We gathered in the middle of the field to say our goodbyes and thank everyone for their hospitality. As we did, a door to one of the settler’s trailers opened. A man stepped out holding a very expensive looking camera and began taking pictures of us. A few of us reached for our cameras to film him back, but we were quickly reminded that escalating the situation would only mean consequences for the people of Umm Al-Khair. We had to remember that the settlers have the full backing of the Israeli military. So we finished our goodbyes and quickly shuffled onto the bus.

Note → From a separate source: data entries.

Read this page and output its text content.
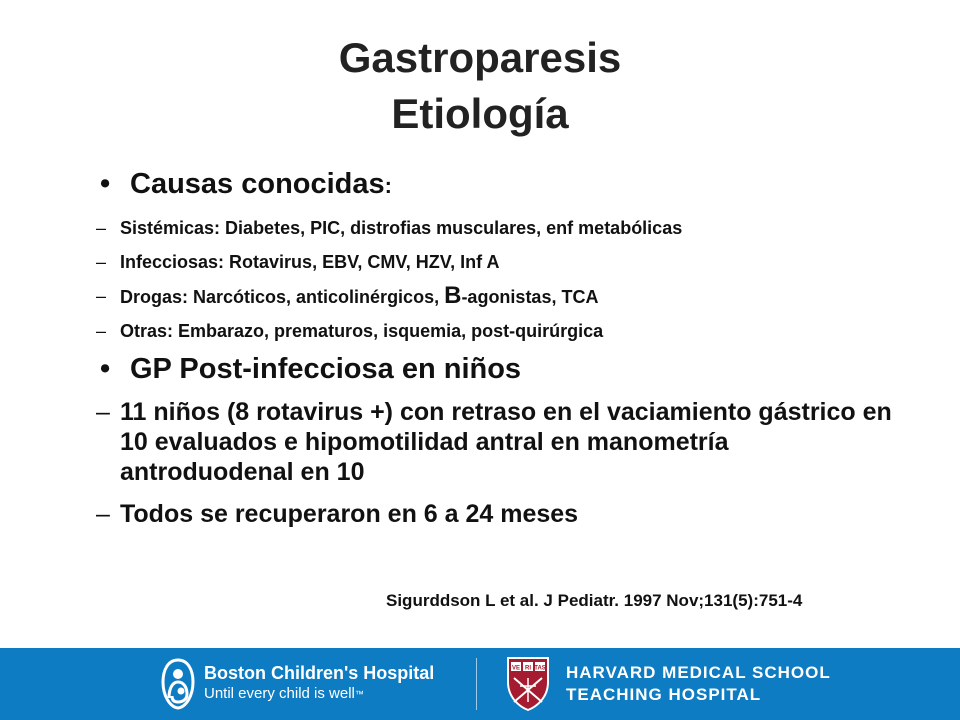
Gastroparesis
Etiología
• Causas conocidas:
– Sistémicas: Diabetes, PIC, distrofias musculares, enf metabólicas
– Infecciosas: Rotavirus, EBV, CMV, HZV, Inf A
– Drogas: Narcóticos, anticolinérgicos, B-agonistas, TCA
– Otras: Embarazo, prematuros, isquemia, post-quirúrgica
• GP Post-infecciosa en niños
– 11 niños (8 rotavirus +) con retraso en el vaciamiento gástrico en 10 evaluados e hipomotilidad antral en manometría antroduodenal en 10
– Todos se recuperaron en 6 a 24 meses
Sigurddson L et al. J Pediatr. 1997 Nov;131(5):751-4
Boston Children's Hospital
Until every child is well™
VE RI TAS HARVARD MEDICAL SCHOOL
TEACHING HOSPITAL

Though our time in Umm Al-Khair laid bare some of the atrocities of apartheid, I didn’t come away with only despair in my heart. Rather, the words painted across one of their walls sticks with me. “Standing here, staying here, permanent here, eternal here, and we have one goal, one, one: to be.” As an American Christian I receive these words as a call into costly solidarity. What sacrifices must I make, what changes must I undergo, what actions must I take in order for my siblings in Palestine to simply be? In the foothills of Hebron I renewed my commitment to a world where children everywhere are free to chase down soccer balls wherever they go.
Nate Paulin-Wieland is a hospital chaplain living on Illiniwek land currently known as Greenville, Illinois. He serves the Illinois Great Rivers Conference of the United Methodist Church on the Board of Church and Society and as the Caretakers of God’s Creation Coordinator.